The Bucks ended up taking eight walks. Five of those came in the six-run third.

“We were pretty patient. We waited for the good pitches to come and swung at the good ones when they came,” Averill said.

Dalton Hart and Garrett Hamann walked with the bases loaded and LeBel and White each added RBI singles to chase Wade.

“He hasn’t pitched in 15 days,” Valley coach Paul Belanger said of Wade. “He found (his control) and then he lost it again in the third.”

Two more runs came across against reliever Carrington Miller when Hamann beat a force attempt at second base on Averill’s grounder to short. A hustling White scored all the way from second on the play to make it 8-2.

Williams, a sophomore southpaw, followed his shaky first with a 1-2-3 second.

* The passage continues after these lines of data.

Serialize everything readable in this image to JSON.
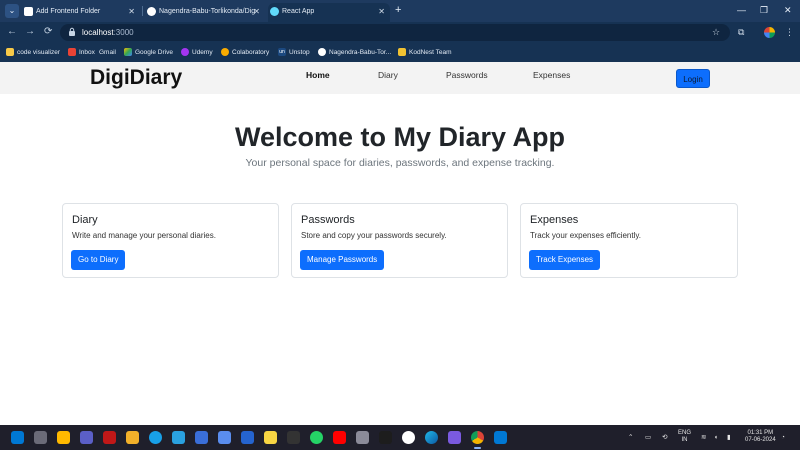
{
  "browser": {
    "tabs": [
      {
        "title": "Add Frontend Folder",
        "active": false
      },
      {
        "title": "Nagendra-Babu-Torlikonda/Dig",
        "active": false
      },
      {
        "title": "React App",
        "active": true
      }
    ],
    "url_host": "localhost",
    "url_rest": ":3000",
    "bookmarks": [
      "code visualizer",
      "Inbox",
      "Gmail",
      "Google Drive",
      "Udemy",
      "Colaboratory",
      "Unstop",
      "Nagendra-Babu-Tor...",
      "KodNest Team"
    ]
  },
  "navbar": {
    "brand": "DigiDiary",
    "links": [
      "Home",
      "Diary",
      "Passwords",
      "Expenses"
    ],
    "active_link": "Home",
    "login_label": "Login"
  },
  "hero": {
    "title": "Welcome to My Diary App",
    "subtitle": "Your personal space for diaries, passwords, and expense tracking."
  },
  "cards": [
    {
      "title": "Diary",
      "text": "Write and manage your personal diaries.",
      "button": "Go to Diary"
    },
    {
      "title": "Passwords",
      "text": "Store and copy your passwords securely.",
      "button": "Manage Passwords"
    },
    {
      "title": "Expenses",
      "text": "Track your expenses efficiently.",
      "button": "Track Expenses"
    }
  ],
  "taskbar": {
    "language": "ENG",
    "region": "IN",
    "time": "01:31 PM",
    "date": "07-06-2024",
    "pinned_icons": [
      "windows-start",
      "task-view",
      "notification-app",
      "teams",
      "mcafee",
      "file-explorer",
      "edge-dev",
      "notepad",
      "store",
      "copilot",
      "todo",
      "sticky-notes",
      "terminal",
      "whatsapp",
      "youtube",
      "app-gray",
      "news-app",
      "uber",
      "edge",
      "media-player",
      "chrome",
      "vscode"
    ]
  },
  "colors": {
    "primary": "#0d6efd",
    "navbar_bg": "#f3f3f3",
    "browser_frame": "#163253",
    "taskbar_bg": "#1f1f2b"
  }
}
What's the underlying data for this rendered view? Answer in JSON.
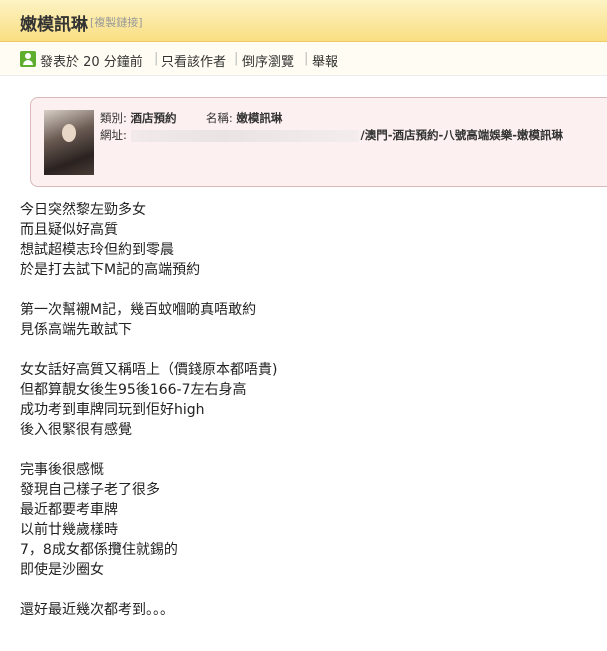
{
  "header": {
    "title": "嫩模訊琳",
    "copy_link": "[複製鏈接]"
  },
  "meta": {
    "posted": "發表於 20 分鐘前",
    "only_author": "只看該作者",
    "reverse": "倒序瀏覽",
    "report": "舉報"
  },
  "card": {
    "category_label": "類別:",
    "category_value": "酒店預約",
    "name_label": "名稱:",
    "name_value": "嫩模訊琳",
    "url_label": "網址:",
    "url_value": "/澳門-酒店預約-八號高端娛樂-嫩模訊琳"
  },
  "post": {
    "paragraphs": [
      [
        "今日突然黎左勁多女",
        "而且疑似好高質",
        "想試超模志玲但約到零晨",
        "於是打去試下M記的高端預約"
      ],
      [
        "第一次幫襯M記，幾百蚊嗰啲真唔敢約",
        "見係高端先敢試下"
      ],
      [
        "女女話好高質又稱唔上（價錢原本都唔貴)",
        "但都算靚女後生95後166-7左右身高",
        "成功考到車牌同玩到佢好high",
        "後入很緊很有感覺"
      ],
      [
        "完事後很感慨",
        "發現自己樣子老了很多",
        "最近都要考車牌",
        "以前廿幾歲樣時",
        "7，8成女都係攬住就錫的",
        "即使是沙圈女"
      ],
      [
        "還好最近幾次都考到。。。"
      ]
    ]
  }
}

He worked around two walks in the third and a single, hit batter and error in the fourth.

With his pitch count mounting, Williams tired in the fifth, surrendering a run on two walks, a hit batter and an error before giving way to White.

“Williams had a tough outing early in the year where he’d given up a lot of walks, but both he and White have pitched a lot of clean innings this season. For whatever reason, they didn’t have that at the beginning,” Buckfield coach Joe McLaughlin said. “I wanted to go with Jonah as long as he could go. As soon as I saw that he was running out of gas… I was hoping I could at least get four from him, and he gave me just about that.”